É o que sustenta Almiro Couto e Silva, para quem o termo “autorização” do art. 21, XII, é significativo “para possibilitar maior flexibilidade à atuação da União em face de certas atividades econômicas de interesse coletivo”. Ademais, teria o condão de conferir conteúdo lógico ao termo autorização utilizado pelo legislador constituinte no indigitado art. 21 “XII” – ao argumento de que a lei lato sensu não contém termos ou expressões incongruentes, excrescentes ou inúteis. Veja:
20. Por uma interpretação a contrario sensu do art. 175 poder-se-ia entender que só seriam públicos os serviços prestados mediante concessão ou permissão. Assim, a execução, por terceiros, dos serviços e atividades referidos nos inciso XI e XII do art. 21, mediante autorização, induziria desde logo a conclusão ou, de que aqueles serviços não eram públicos ou, embora públicos, seriam de algum modo distintos dos delegáveis mediante concessão ou permissão. Dizendo de outro modo: só estes últimos, os serviços delegáveis mediante concessão ou permissão, porque expressamente considerados pelo art. 175 seriam (a) serviços públicos; ou (b) seriam serviços públicos stricto sensu, e os demais, executados mediante autorização, ou (a) não seriam serviços públicos, rompendo-se, assim o vínculo orgânico com o Estado, ou (b) seriam serviço públicos lato sensu, com características menos severas, e subordinados a regime jurídico mais brando do que os vigentes para o serviço público estrita
Conquanto um critério de definição de serviço público a partir das formas ou espécies pelas quais ele possa ser delegado a terceiros seja lógica e cientificamente insustentável, de qualquer maneira, a coexistência desses três termos, autorização, concessão e permissão, no corpo da Constituição, a qual não pode ter expressões incongruentes, excrescentes ou inúteis, obriga o intérprete a buscar o adequado sentido de cada um deles dentro do sistema.[39].
No caso concreto, é certo que o termo de autorização para a exploração de terminal de uso privativo misto (significativa tal nomenclatura, como já visto) não se coaduna com o conteúdo de forma de delegação de prestação de serviço público, porquanto destituída de características essenciais para a noção, notadamente por inexistente a vocação de atendimento das necessidades da coletividade geral ou “interesse do público”. Antes, visa atender predominantemente às necessidades do próprio autorizatário. Noutras palavras, para que o particular explore atividade de titularidade estatal, mas a exerça em seu próprio benefício, subtraindo-se núcleo essencial para a caracterização e natureza da atividade “serviço público”.
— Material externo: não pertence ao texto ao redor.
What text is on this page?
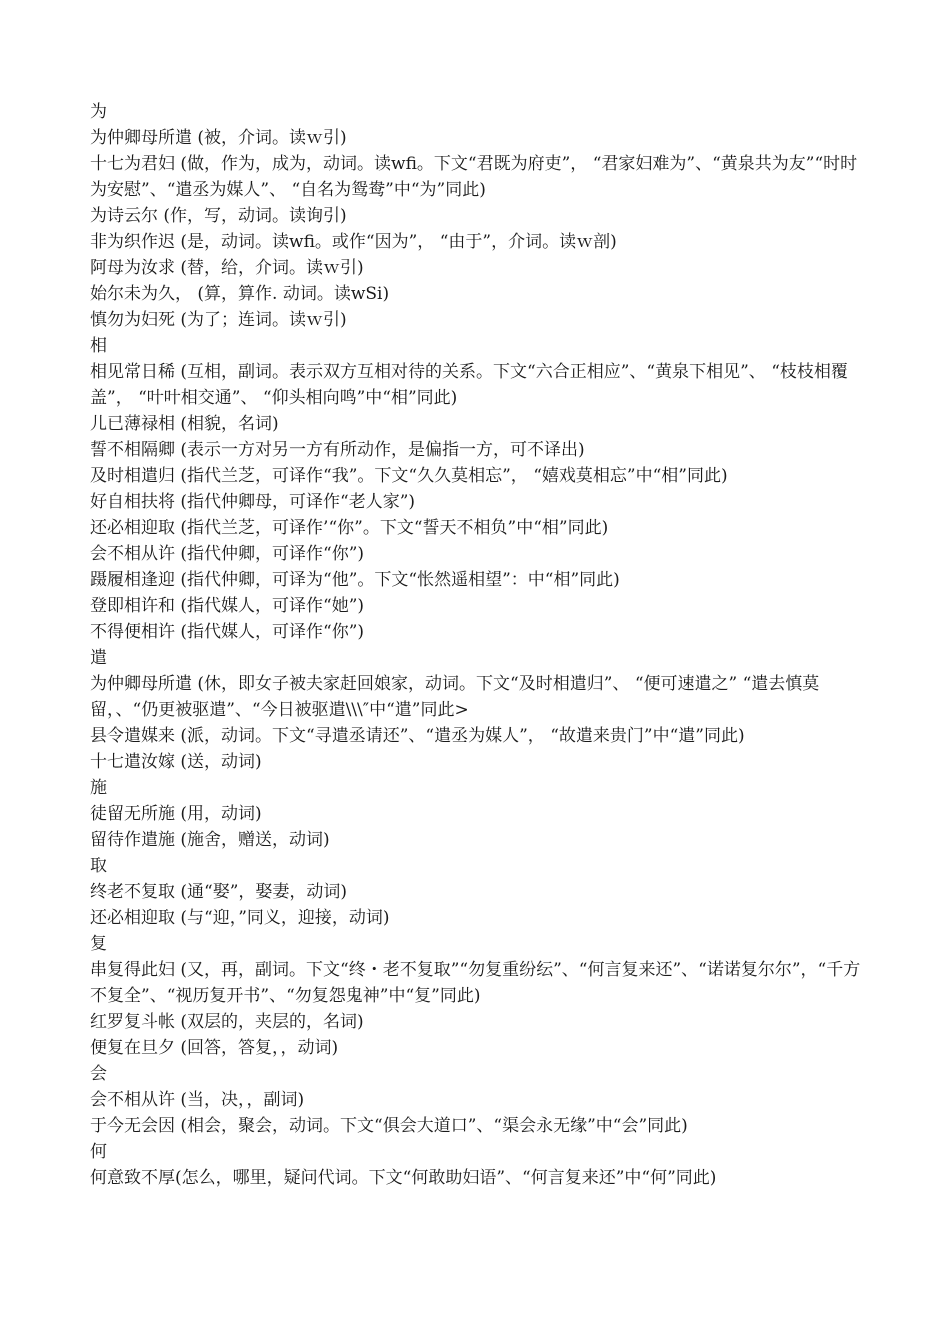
为
为仲卿母所遣 (被，介词。读ｗ引)
十七为君妇 (做，作为，成为，动词。读wfi。下文“君既为府吏”， “君家妇难为”、“黄泉共为友”“时时为安慰”、“遣丞为媒人”、 “自名为鸳鸯”中“为”同此)
为诗云尔 (作，写，动词。读询引)
非为织作迟 (是，动词。读wfi。或作“因为”， “由于”，介词。读ｗ剖)
阿母为汝求 (替，给，介词。读ｗ引)
始尔未为久， (算，算作. 动词。读wSi)
慎勿为妇死 (为了；连词。读ｗ引)
相
相见常日稀 (互相，副词。表示双方互相对待的关系。下文“六合正相应”、“黄泉下相见”、 “枝枝相覆盖”， “叶叶相交通”、 “仰头相向鸣”中“相”同此)
儿已薄禄相 (相貌，名词)
誓不相隔卿 (表示一方对另一方有所动作，是偏指一方，可不译出)
及时相遣归 (指代兰芝，可译作“我”。下文“久久莫相忘”， “嬉戏莫相忘”中“相”同此)
好自相扶将 (指代仲卿母，可译作“老人家”)
还必相迎取 (指代兰芝，可译作’“你”。下文“誓天不相负”中“相”同此)
会不相从许 (指代仲卿，可译作“你”)
蹑履相逢迎 (指代仲卿，可译为“他”。下文“怅然遥相望”：中“相”同此)
登即相许和 (指代媒人，可译作“她”)
不得便相许 (指代媒人，可译作“你”)
遣
为仲卿母所遣 (休，即女子被夫家赶回娘家，动词。下文“及时相遣归”、 “便可速遣之” “遣去慎莫留，、“仍更被驱遣”、“今日被驱遣\\\″中“遣”同此>
县令遣媒来 (派，动词。下文“寻遣丞请还”、“遣丞为媒人”， “故遣来贵门”中“遣”同此)
十七遣汝嫁 (送，动词)
施
徒留无所施 (用，动词)
留待作遣施 (施舍，赠送，动词)
取
终老不复取 (通“娶”，娶妻，动词)
还必相迎取 (与“迎，”同义，迎接，动词)
复
串复得此妇 (又，再，副词。下文“终・老不复取”“勿复重纷纭”、“何言复来还”、“诺诺复尔尔”，“千方不复全”、“视历复开书”、“勿复怨鬼神”中“复”同此)
红罗复斗帐 (双层的，夹层的，名词)
便复在旦夕 (回答，答复，，动词)
会
会不相从许 (当，决，，副词)
于今无会因 (相会，聚会，动词。下文“俱会大道口”、“渠会永无缘”中“会”同此)
何
何意致不厚(怎么，哪里，疑问代词。下文“何敢助妇语”、“何言复来还”中“何”同此)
Demais disso, ou bem por isso, eventuais relações jurídicas com terceiros “individualizados”, estabelecidas pelo autorizatário enquanto terminal portuário, encontrar-se-ão confinadas (ou conformadas) pelo direito privado, sem a participação ou responsabilidade do poder público, conforme previsto expressamente no § 2º, do art. 6º, da Lei 8.630. Nesta relação, vigorará a liberdade de preços dos serviços, tarifas e fretes, em ambiente de aberta e livre competição, sem fixação de prazo ou termo final, extinguindo-se pela sua plena eficácia, por renúncia, anulação ou cassação, sem que se faça presente o “regime prevalecente de direito público” – ou não seria esse o sentido, quando não se expõe o regime a nenhuma das prerrogativas e garantias que gizam o regime de direito público? - ocorrente na exploração de serviço público. Assim, no âmbito dos terminais de uso privativo, as obrigações e direitos são aqueles ocorrentes nos empreendimentos caracterizados pela inciativa privada, permeada pela autonomia da vontade.
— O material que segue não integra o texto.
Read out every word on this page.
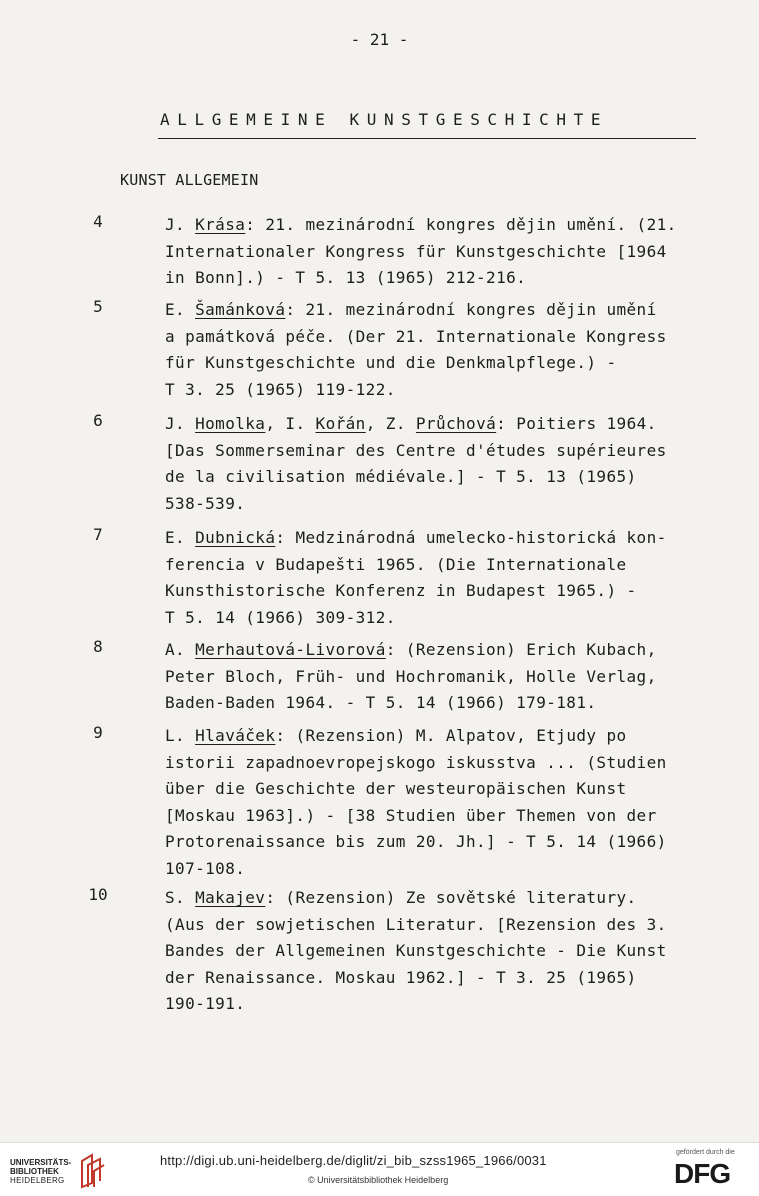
- 21 -
ALLGEMEINE KUNSTGESCHICHTE
KUNST ALLGEMEIN
4	J. Krása: 21. mezinárodní kongres dějin umění. (21.
Internationaler Kongress für Kunstgeschichte [1964
in Bonn].) - T 5. 13 (1965) 212-216.
5	E. Šamánková: 21. mezinárodní kongres dějin umění
a památková péče. (Der 21. Internationale Kongress
für Kunstgeschichte und die Denkmalpflege.) -
T 3. 25 (1965) 119-122.
6	J. Homolka, I. Kořán, Z. Průchová: Poitiers 1964.
[Das Sommerseminar des Centre d'études supérieures
de la civilisation médiévale.] - T 5. 13 (1965)
538-539.
7	E. Dubnická: Medzinárodná umelecko-historická kon-
ferencia v Budapešti 1965. (Die Internationale
Kunsthistorische Konferenz in Budapest 1965.) -
T 5. 14 (1966) 309-312.
8	A. Merhautová-Livorová: (Rezension) Erich Kubach,
Peter Bloch, Früh- und Hochromanik, Holle Verlag,
Baden-Baden 1964. - T 5. 14 (1966) 179-181.
9	L. Hlaváček: (Rezension) M. Alpatov, Etjudy po
istorii zapadnoevropejskogo iskusstva ... (Studien
über die Geschichte der westeuropäischen Kunst
[Moskau 1963].) - [38 Studien über Themen von der
Protorenaissance bis zum 20. Jh.] - T 5. 14 (1966)
107-108.
10	S. Makajev: (Rezension) Ze sovětské literatury.
(Aus der sowjetischen Literatur. [Rezension des 3.
Bandes der Allgemeinen Kunstgeschichte - Die Kunst
der Renaissance. Moskau 1962.] - T 3. 25 (1965)
190-191.
UNIVERSITÄTS-
BIBLIOTHEK
HEIDELBERG
http://digi.ub.uni-heidelberg.de/diglit/zi_bib_szss1965_1966/0031
© Universitätsbibliothek Heidelberg
gefördert durch die
DFG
Tampouco o ato de autorização na espécie é caso de solução emergencial de falta da prestação do serviço público, decorrentes de fatos não previsíveis ou de força maior. Nos dizeres de Celso Antônio Bandeira de Mello, para abranger efetivamente serviço público, mas para resolver situações emergenciais ou ocasionais, e não num regime de “normalidade” da atividade. No caso vertente, a característica inafastável é a da estabilidade do negócio e da segurança jurídica.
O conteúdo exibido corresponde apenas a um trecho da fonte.